CO2 storage sites under the ocean floor in the North Sea consist of porous rock types with a harder and denser caprock type above it. THE PROTECT project is studying the ability of the caprock type to withstand pressurised CO2.

– THIS IS A typical interdisciplinary research project in which we attempt to find out what happens during the injection of large volumes of CO2 into a storage site,” says Sarah Gasda, project manager at Uni Research CIPR in Bergen.

“We have been joined by mathematicians, geochemists, geologists and other experts, and have conducted laboratory studies, modelling and simulations. Even if we have previous experience from CO2 storage in the North Sea, from Sleipner, for example, what we are talking about now is of a completely different magnitude,” says Gasda.


The storage potential in the North Sea is enormous. Probably several tens of billions of tonnes of CO2 – enough to meet the needs of all of Europe for many, many years to come.

“The challenge is the fact that the continuous injection of large volumes of CO2 will change the  pressure in the reservoir, and then we must know how the pressure will be distributed and what will happen with the cap rock,” says Gasda.

There is no other way of finding this out than by conducting research, collecting as much data as possible on all conceivable parameters, and then building simulation models based on that data. This is precisely what PROTECT is about. The project has received core samples of caprock from Equinor and studies the rock’s ability to withstand various types of stress.

Analyses of what happens on a small-scale basis– from a metre down to centimetres – are scaled up to create a model of what can occur in an entire reservoir.


“All types of rock are subject to natural movements, cracks and faults that may be affected by pressure. Chemical and thermal processes can also affect the caprock.

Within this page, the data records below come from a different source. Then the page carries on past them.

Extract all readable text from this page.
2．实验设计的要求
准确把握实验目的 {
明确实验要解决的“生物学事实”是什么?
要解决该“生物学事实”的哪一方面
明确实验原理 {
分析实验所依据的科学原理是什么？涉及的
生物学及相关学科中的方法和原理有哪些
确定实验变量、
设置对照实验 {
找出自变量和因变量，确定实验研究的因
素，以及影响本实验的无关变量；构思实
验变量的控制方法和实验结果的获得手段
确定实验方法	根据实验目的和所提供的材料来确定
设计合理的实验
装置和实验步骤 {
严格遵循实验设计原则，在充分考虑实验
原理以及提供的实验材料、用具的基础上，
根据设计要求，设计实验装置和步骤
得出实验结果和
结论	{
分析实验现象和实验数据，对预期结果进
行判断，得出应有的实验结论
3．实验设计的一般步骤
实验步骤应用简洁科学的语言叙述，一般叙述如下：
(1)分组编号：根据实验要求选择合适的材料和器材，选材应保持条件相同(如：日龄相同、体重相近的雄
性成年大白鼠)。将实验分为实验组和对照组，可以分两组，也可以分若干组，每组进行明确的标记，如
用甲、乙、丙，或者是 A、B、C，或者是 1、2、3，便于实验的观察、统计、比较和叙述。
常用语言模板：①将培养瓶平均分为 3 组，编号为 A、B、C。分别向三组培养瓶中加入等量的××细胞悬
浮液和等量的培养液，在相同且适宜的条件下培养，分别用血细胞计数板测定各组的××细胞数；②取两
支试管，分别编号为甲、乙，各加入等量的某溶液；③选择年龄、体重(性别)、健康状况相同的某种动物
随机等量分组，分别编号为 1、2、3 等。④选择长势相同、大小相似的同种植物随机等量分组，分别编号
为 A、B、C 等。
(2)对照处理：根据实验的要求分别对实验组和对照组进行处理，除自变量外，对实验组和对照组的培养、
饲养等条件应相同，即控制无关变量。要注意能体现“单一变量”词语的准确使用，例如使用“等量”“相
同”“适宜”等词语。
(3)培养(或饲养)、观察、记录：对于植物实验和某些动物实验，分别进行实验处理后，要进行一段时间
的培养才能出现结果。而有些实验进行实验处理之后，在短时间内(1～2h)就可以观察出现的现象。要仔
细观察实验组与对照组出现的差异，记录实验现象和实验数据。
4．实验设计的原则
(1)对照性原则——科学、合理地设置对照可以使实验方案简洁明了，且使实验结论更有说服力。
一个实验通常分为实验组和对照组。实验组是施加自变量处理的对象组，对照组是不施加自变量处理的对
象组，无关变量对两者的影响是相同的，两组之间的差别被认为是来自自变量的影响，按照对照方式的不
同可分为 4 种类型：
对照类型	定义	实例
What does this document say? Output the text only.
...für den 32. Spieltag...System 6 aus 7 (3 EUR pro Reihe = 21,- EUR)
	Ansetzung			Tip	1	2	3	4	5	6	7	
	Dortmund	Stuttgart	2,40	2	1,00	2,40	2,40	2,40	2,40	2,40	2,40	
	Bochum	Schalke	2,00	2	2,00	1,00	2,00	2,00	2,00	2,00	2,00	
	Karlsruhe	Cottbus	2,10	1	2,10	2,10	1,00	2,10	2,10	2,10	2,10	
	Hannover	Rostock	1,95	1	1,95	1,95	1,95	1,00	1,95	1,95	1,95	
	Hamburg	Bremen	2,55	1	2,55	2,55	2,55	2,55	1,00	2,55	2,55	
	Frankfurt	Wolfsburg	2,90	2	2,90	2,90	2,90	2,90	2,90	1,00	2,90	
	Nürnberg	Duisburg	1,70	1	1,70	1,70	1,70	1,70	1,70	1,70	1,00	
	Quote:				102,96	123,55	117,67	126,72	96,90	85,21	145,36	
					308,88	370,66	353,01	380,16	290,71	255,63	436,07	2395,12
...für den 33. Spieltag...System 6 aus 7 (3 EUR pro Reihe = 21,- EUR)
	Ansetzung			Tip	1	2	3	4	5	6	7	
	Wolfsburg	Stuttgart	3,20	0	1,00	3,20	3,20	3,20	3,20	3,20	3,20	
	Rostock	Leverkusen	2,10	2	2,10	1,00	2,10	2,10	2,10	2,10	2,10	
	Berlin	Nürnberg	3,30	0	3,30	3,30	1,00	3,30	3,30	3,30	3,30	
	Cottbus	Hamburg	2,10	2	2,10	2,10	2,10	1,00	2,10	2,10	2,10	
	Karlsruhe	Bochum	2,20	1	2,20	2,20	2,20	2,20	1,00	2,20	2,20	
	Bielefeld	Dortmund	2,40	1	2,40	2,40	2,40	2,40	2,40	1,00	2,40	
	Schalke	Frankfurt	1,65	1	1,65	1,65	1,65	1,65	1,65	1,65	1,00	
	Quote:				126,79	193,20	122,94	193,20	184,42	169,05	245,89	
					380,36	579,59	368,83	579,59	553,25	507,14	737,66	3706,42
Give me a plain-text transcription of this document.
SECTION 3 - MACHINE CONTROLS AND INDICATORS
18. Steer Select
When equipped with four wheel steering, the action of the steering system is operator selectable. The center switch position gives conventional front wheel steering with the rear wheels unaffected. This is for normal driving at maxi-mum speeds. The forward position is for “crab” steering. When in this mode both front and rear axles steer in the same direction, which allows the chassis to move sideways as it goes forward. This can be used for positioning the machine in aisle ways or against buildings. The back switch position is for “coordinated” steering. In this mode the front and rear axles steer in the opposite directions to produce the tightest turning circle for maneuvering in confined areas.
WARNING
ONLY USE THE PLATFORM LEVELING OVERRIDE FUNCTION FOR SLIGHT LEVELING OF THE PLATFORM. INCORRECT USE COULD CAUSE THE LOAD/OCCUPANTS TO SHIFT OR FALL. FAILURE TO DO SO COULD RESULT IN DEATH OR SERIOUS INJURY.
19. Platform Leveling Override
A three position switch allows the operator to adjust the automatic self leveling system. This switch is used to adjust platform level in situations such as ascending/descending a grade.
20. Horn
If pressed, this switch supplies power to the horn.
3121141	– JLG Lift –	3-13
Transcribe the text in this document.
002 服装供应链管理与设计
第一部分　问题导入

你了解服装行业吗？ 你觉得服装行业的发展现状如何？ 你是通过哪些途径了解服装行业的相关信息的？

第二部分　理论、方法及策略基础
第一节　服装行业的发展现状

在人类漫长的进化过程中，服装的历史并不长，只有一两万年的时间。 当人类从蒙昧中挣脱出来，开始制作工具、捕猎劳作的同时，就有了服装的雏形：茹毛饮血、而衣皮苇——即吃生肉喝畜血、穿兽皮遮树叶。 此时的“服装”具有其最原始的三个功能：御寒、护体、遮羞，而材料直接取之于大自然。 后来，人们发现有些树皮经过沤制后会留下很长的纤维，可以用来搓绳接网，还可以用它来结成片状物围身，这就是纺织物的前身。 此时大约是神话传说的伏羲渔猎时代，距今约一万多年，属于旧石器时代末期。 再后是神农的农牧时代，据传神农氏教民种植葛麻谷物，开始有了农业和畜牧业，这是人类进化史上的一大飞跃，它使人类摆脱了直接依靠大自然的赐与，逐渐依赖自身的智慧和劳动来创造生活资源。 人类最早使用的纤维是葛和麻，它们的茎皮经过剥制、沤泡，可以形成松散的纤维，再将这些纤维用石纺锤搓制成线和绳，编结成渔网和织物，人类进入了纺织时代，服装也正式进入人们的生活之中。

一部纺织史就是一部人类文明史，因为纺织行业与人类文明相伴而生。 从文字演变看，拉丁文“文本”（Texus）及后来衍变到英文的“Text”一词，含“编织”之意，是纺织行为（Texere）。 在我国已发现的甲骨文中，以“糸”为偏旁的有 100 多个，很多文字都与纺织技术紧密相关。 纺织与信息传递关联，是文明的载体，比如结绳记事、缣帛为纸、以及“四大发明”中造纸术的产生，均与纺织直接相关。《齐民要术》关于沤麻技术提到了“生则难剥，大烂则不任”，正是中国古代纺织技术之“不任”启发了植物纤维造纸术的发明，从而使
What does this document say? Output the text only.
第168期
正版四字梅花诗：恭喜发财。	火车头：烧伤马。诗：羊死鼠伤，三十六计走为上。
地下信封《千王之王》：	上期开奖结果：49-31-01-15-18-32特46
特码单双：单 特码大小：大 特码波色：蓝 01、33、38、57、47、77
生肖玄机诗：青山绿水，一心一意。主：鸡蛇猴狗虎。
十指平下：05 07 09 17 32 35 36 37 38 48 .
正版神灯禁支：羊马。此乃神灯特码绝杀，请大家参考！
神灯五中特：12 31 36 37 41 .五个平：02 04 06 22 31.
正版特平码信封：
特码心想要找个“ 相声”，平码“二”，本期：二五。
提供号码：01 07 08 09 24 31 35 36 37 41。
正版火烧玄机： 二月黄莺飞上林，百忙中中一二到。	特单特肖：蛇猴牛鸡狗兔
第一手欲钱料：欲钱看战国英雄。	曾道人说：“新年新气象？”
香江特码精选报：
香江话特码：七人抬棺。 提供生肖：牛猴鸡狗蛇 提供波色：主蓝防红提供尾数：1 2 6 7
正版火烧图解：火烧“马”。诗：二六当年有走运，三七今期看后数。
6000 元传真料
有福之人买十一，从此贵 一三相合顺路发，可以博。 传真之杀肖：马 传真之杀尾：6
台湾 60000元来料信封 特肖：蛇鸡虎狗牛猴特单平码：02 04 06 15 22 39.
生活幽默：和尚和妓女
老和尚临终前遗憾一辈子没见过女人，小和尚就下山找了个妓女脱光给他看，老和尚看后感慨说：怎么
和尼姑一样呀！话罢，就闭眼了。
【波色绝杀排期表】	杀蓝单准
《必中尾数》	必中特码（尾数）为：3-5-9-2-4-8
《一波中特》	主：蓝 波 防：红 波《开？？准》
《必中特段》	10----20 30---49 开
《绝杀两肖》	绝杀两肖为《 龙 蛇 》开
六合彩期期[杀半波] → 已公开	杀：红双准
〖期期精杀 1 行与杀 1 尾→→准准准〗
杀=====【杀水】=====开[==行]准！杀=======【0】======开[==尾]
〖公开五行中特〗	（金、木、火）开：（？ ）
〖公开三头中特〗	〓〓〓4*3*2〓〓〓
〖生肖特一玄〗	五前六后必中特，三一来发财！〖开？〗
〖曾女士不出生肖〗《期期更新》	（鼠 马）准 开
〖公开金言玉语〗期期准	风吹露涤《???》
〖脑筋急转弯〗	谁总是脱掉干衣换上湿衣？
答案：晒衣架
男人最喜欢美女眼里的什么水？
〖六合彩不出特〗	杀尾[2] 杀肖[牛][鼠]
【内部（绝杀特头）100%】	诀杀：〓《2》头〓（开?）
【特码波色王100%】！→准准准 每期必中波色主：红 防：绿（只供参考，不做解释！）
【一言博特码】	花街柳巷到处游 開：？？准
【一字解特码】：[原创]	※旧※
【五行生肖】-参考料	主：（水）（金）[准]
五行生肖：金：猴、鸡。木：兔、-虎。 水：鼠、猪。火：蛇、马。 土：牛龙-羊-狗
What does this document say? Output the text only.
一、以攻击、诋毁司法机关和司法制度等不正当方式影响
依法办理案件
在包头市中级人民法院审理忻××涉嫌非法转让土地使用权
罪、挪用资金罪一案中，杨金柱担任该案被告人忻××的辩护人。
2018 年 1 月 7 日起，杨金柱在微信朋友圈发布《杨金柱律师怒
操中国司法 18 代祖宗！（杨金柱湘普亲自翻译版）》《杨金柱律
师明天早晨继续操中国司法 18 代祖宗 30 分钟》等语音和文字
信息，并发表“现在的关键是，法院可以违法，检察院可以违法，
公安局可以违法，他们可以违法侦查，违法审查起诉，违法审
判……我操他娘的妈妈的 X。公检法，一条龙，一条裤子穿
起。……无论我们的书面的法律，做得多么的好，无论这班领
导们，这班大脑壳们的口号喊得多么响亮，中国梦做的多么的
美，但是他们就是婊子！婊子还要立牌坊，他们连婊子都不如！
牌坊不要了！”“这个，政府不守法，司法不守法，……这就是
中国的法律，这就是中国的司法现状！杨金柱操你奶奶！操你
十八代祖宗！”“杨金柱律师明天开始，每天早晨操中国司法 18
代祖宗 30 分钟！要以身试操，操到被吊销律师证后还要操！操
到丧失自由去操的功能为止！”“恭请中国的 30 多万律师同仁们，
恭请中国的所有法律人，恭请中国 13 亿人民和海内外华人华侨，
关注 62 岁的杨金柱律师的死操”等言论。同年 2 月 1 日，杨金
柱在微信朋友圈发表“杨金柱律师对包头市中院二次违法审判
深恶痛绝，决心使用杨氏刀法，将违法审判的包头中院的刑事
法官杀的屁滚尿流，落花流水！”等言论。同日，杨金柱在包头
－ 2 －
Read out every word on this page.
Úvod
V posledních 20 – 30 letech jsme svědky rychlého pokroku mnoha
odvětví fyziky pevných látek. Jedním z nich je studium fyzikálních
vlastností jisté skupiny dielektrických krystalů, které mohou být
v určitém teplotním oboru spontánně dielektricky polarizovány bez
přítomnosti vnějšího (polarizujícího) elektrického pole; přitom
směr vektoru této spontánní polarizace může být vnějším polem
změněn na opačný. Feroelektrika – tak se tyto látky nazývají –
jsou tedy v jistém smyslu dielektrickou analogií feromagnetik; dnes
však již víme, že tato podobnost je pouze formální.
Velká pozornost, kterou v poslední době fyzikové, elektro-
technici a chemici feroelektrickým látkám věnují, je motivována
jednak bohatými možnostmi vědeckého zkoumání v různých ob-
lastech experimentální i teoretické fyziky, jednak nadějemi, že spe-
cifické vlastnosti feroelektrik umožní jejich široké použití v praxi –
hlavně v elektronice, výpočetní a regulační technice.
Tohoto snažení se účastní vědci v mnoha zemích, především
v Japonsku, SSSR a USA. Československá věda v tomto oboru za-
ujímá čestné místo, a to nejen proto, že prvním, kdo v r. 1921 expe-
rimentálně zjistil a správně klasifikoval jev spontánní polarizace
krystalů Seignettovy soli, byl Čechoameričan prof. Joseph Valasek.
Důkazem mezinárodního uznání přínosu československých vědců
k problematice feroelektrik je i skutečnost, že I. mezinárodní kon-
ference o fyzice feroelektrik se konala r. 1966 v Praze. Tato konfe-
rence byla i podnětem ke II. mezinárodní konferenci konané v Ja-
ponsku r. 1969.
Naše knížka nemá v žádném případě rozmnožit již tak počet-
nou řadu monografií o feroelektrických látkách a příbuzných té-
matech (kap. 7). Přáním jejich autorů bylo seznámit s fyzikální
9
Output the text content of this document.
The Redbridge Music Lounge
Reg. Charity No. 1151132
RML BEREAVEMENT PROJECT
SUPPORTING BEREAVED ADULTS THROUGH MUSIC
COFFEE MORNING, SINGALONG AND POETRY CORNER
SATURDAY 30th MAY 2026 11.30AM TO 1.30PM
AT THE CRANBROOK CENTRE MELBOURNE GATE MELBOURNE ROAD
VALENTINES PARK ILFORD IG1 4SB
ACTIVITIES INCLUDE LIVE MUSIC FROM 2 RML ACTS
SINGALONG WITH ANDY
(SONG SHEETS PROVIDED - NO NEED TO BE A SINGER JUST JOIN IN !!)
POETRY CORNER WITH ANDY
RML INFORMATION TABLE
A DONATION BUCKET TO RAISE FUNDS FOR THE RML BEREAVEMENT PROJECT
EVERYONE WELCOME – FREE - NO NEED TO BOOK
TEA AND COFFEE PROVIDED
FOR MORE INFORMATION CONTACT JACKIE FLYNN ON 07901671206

The purpose of the project is to understand how pressure changes can affect the storage complex. This knowledge is important for good reservoir management and secure storage,” says Gasda.

Sarah Gasda stresses that any leaks from the CO2 storage sites will not be harmful to humans or  nature. “CO2 is neither toxic nor explosive, and there are already substantial natural ‘leaks’ of CO2 from the ocean floor.

Secure CO2 storage is primarily about efficiency and economics.  If we are paid to store a million tonnes of CO2 and 10 per cent leaks out again, it is not good for business,” she says.


PROTECT has already conducted fullscale simulations of what will happen during 25 years of injection into the Utsira formation. The results show that the formation has a substantial capacity for the secure storage of CO2. However, models are just models.

“That is why the full-scale project is so important. We can not go all the way through simulations and models. In the final analysis, we need data from real projects order to determine with certainty how this will work in practice,” says Gasda.